No caso da readequação dos contratos, o economista explica que a recessão, a partir de 2014, inviabilizou os negócios. As receitas estimadas, por exemplo, são, pelo menos, 20% menores em vários casos. Ele destaca que o preço do asfalto, insumo mais importante em rodovias, fixado sob forte interferência do governo, praticamente dobrou após a assinatura dos contratos. “As licenças ambientais, outro item sob total controle das autoridades, não foram entregues nas datas estipuladas. E, finalmente, o financiamento subsidiado, basicamente a cargo do BNDES (Banco Nacional de Desenvolvimento Econômico e Social) e previsto para cobrir 70% das necessidades, não aconteceu”, cita.
Esforços
Velloso lembra que, por determinação do governo Dilma, havia uma promessa formal dos bancos federais de conceder esses empréstimos, com o objetivo declarado de viabilizar pedágios bem mais baixos do que seria o normal, dentro da política da modicidade tarifária.
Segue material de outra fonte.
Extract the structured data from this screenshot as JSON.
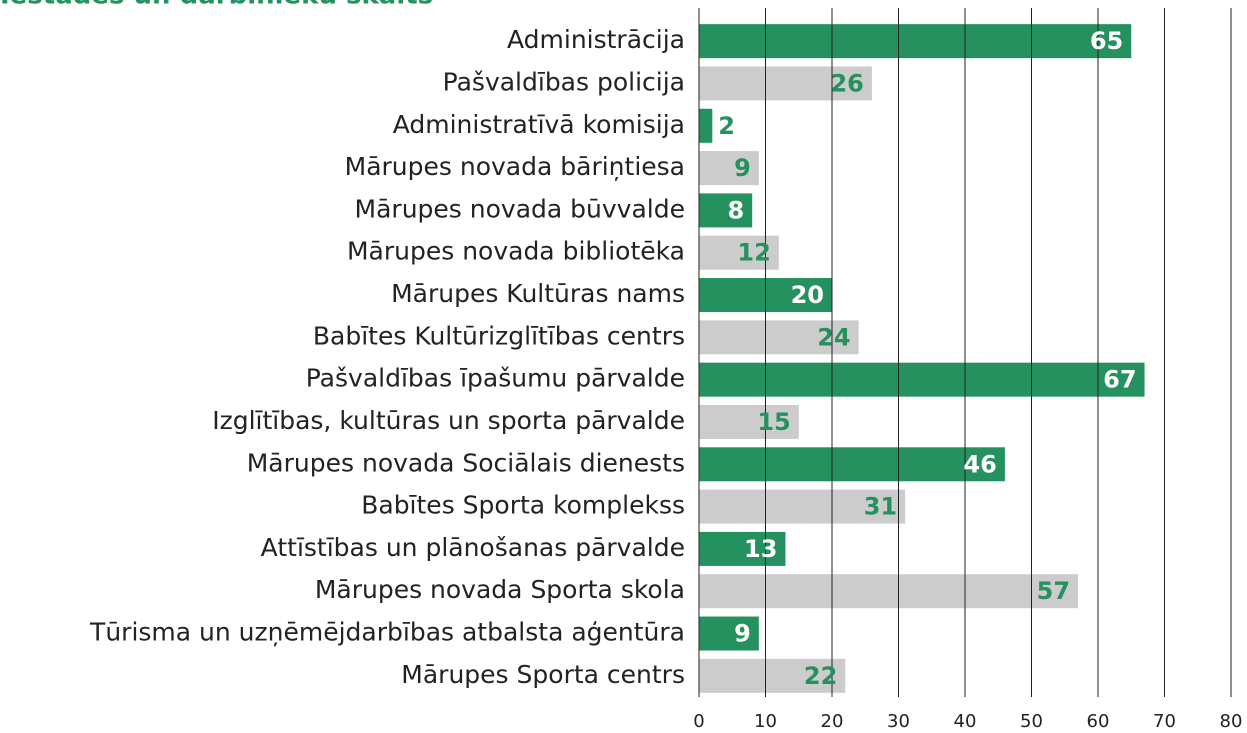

Ele comenta que esses projetos necessitam de financiamento de longo prazo, mas o mercado de capitais brasileiro não tem tradição em investir nesses empreendimentos.
“Sinceramente, não vejo muita dificuldade. Lá fora, a liquidez mundial é abundante, com prazos adequados, e o Brasil vem, há muitos anos, captando um montante bastante elevado de recursos externos sem maiores problemas. É tudo uma questão de custo. Ou seja, financiamento mais caro implica pedágios mais elevados. Só que é preciso reequilibrar os contratos nessa direção”, afirma Velloso.
Na opinião do especialista, a posição do governo tem sido contrária tanto em estender o prazo de concessões antigas, como a Dutra, quanto em reequilibrar os contratos da safra de 2013. Os quase R$ 20 bilhões que seriam investidos num prazo relativamente curto, destaca o economista, foram para o espaço. “Temo, inclusive, que isso afugente novos investimentos em concessões no Brasil, aumentando o risco desse tipo de empreendimento. Ou seja, tudo isso contribui para o apagão do investimento”, alardeia.
Estudo do Banco do Brasil (BB) mostra que o país vai precisar de R$ 4,05 trilhões nos próximos 15 anos para construir e modernizar rodovias, ferrovias, aeroportos, portos e redes de saneamento. A abertura desses canteiros de obras nos diversos estados teria o potencial de adicionar até 2,6 pontos percentuais ao Produto Interno Bruto (PIB) de 2020, que teria uma expansão de 5,3%.
Urgência
Para que isso ocorra, diz o levantamento do BB, o país teria de elevar os investimentos em infraestrutura, em proporção do PIB, para 4%. Atualmente, apenas 2% da geração de riquezas são destinados para obras. Esse aumento adicionaria, pelo menos, R$ 141 bilhões à estimativa de gastos com infraestrutura para 2020, que chega a R$ 125,5 bilhões se mantido o mesmo nível.
Reformas, como a da Previdência, são importantes, mas não podem ser um objetivo em si, diz Velloso. É importante encontrar uma saída para que o tema seja discutido pela sociedade. “O ‘x’ da questão é a ameaça de apagão do investimento, e tudo de ruim que ele implica, que precisa ser revertido com urgência, sob pena de o desemprego não diminuir e o país não se preparar para oferecer as devidas oportunidades às gerações futuras”, afirma.
Até o momento, ressalta Velloso, a política econômica tem ido na direção correta, mas a recuperação tem sido lenta. Como a atividade desabou, a inflação caiu e a taxa de juros foi atrás, ajudando a recuperação. “Para continuar nadando em direção à costa, o governo-náufrago tem, agora, de aprovar a reforma da Previdência sem que uma fatia relevante da proposta original vá para o espaço. Além disso, temos que mudar esse viés de sermos pobres e contra quem tem dinheiro. Isso é uma esquizofrenia e precisa mudar. O país precisa de investimentos.”